= Ga-Maphalle Village =

Ga-Maphalle (also known as Pipa) is a village situated along the R81 road between Mooketsi and Giyani towns in Bolobedu area. It is one of the villages under the reign of Her Royal Highness Queen Modjadji revered for her alleged ability to bring down rain.

The village is famous for its fruit & vegetable market, situated in the village's business area. The market serves as a bus stop for long-distance buses and taxis.

== Culture & beliefs ==

=== Khikhapa ===
Khikhapa is a traditional singing and dancing performed by Balobedu women. Fully dressed in Khilobedu attire, the dancers form a circle around the drummers. The dancing happens during specific village occasions and normally attracts large crowds of spectators from around the village.

=== Dinaka ===
Dinaka is a musical composition performed by elderly men. With wooden flutes and hypes and drums, they come together during occasions - usually this would be concurrent with Khikhapa dancing - and compose different cultural songs.

=== Khilaphatha ===
Khilaphatha was Botha dance and a ritual. The ritual was performed by elderly men (even women), who would gather around village water reservoirs - usually dams half naked to sing and dance to welcome seasonal rains. It is believed that the ritual itself was able to bring down rain. Khilaphatha has long been discontinued with the advent of stands.

== Demographics ==
There are three main spoken languages: Khilobedu, Xitsonga and Tshivenda. Khilobedu form the larger part of the population (about 80%), followed by Xitsonga speaking people with about 18% and the Tshivenda speaking group taking the remaining 2%.

== Public facilities ==
Clinic

The clinic is situated in business area along the R81 road. It is open 24/7.

Library

The library is built near the chief's headquarters (Khorone), also closer to the main road.

== Schools ==

Pipa Primary School

The oldest school in the village and the prestigious primary school in its circuit, Pipa is situated opposite the market along the R81 road. Mr. S Makgalo is the current principal.

Modisha Secondary School

Modisha was established in 1990 to cater for three villages, namely: Maphalle (under the leadership of chief Modika), Ditshosine and Shawela. The name was coined using the first two letters of Modika, Ditshosing and Shawela.
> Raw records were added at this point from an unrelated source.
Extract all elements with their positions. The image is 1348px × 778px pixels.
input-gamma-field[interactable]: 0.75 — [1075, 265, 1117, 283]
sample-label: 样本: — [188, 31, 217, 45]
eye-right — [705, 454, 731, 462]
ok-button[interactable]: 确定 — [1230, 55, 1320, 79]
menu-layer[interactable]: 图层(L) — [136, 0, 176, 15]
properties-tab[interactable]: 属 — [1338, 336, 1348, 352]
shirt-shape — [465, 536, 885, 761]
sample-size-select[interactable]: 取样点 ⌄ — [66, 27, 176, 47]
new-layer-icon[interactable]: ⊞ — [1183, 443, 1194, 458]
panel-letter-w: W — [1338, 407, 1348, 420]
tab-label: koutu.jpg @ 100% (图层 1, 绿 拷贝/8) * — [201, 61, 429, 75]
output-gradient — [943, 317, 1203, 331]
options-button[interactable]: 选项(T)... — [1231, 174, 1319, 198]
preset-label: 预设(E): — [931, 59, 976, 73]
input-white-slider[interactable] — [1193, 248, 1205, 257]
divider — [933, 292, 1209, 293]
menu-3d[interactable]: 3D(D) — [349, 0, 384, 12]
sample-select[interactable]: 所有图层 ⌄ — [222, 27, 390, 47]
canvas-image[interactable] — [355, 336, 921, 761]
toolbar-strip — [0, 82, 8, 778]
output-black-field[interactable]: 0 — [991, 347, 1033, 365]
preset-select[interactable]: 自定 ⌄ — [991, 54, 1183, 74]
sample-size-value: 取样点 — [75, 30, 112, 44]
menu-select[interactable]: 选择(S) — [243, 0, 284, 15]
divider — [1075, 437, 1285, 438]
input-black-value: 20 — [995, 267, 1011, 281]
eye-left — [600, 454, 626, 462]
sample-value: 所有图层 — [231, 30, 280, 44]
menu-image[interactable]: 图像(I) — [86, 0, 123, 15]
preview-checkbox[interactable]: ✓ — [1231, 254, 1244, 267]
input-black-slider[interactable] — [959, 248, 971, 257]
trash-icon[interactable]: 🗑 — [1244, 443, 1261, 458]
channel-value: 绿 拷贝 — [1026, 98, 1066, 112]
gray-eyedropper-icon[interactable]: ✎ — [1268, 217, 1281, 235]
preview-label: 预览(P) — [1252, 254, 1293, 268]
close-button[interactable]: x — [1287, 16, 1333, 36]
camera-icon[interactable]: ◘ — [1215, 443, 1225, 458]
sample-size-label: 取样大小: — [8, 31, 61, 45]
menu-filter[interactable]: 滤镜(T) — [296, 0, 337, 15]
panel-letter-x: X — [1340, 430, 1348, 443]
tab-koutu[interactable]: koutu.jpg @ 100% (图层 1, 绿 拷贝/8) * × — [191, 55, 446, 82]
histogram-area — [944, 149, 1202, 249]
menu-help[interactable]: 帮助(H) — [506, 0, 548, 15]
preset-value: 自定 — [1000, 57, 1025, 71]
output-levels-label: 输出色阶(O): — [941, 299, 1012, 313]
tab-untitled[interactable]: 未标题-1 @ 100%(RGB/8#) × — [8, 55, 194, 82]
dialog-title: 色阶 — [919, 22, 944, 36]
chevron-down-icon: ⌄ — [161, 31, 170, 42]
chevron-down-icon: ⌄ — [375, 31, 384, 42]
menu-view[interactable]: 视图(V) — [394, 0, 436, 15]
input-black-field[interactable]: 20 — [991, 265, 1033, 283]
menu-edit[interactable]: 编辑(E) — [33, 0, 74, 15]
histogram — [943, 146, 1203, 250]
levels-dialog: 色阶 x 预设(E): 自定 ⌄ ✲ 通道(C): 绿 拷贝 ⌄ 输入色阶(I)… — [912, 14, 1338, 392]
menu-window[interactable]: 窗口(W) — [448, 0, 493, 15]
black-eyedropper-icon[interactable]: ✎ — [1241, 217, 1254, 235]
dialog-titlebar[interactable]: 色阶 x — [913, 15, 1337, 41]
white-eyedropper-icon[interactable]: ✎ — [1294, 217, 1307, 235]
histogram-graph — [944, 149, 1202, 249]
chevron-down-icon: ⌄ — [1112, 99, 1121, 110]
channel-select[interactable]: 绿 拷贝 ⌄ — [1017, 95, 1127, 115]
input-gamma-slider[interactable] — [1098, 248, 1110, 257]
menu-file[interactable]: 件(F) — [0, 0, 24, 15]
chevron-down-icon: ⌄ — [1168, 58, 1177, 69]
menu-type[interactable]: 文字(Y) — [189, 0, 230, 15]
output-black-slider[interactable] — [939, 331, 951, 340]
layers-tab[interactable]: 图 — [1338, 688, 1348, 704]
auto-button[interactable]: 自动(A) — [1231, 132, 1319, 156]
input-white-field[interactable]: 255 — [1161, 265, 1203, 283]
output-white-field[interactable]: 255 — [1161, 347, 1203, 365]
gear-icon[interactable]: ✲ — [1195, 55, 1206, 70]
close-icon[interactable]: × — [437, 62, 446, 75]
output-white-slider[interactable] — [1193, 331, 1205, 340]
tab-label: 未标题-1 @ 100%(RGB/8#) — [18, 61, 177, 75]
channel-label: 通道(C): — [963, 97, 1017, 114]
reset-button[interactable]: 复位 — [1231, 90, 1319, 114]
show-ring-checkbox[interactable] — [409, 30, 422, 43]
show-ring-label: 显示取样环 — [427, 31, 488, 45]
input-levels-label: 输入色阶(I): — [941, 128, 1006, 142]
Both schools have adopted Sepedi as their home language. This is due to the fact that, despite the major differences between the two languages and the massive number of people who speak Khilobedu, the language was left out in 1996 when languages were recognized as official languages of South Africa.

== Recreational ==
There are two popular recreational facilities in the village.

Tshepisho Pools

Tshepisho Pools is situated closer to the R81 road, the village clinic and the market.

Gwegwes Resort

Gwegwe resort lies between ga-Maphalle and Blinkwater village.

== Sections ==
The village is subdivided into four major sections namely: Nkwelemotse, Polantane, Nyakelane, Nanedi and sethabaneng

== History ==

The village came about as a result of the movement of people at the time when black people were forced to vacate their lands to be grouped in Bantu stands in the late 60's (between 1965 and 1969).

Formally known as Pipa village, there are varying versions of how it came to be known as ga-Maphalle village. All the versions are linked with a known family by the same surname who were the first to live closer to the R81 road. As a result, recounts the popular version, the family was used as a reference for public transport users. The name was later registered as the official name of the village instead of Pipa.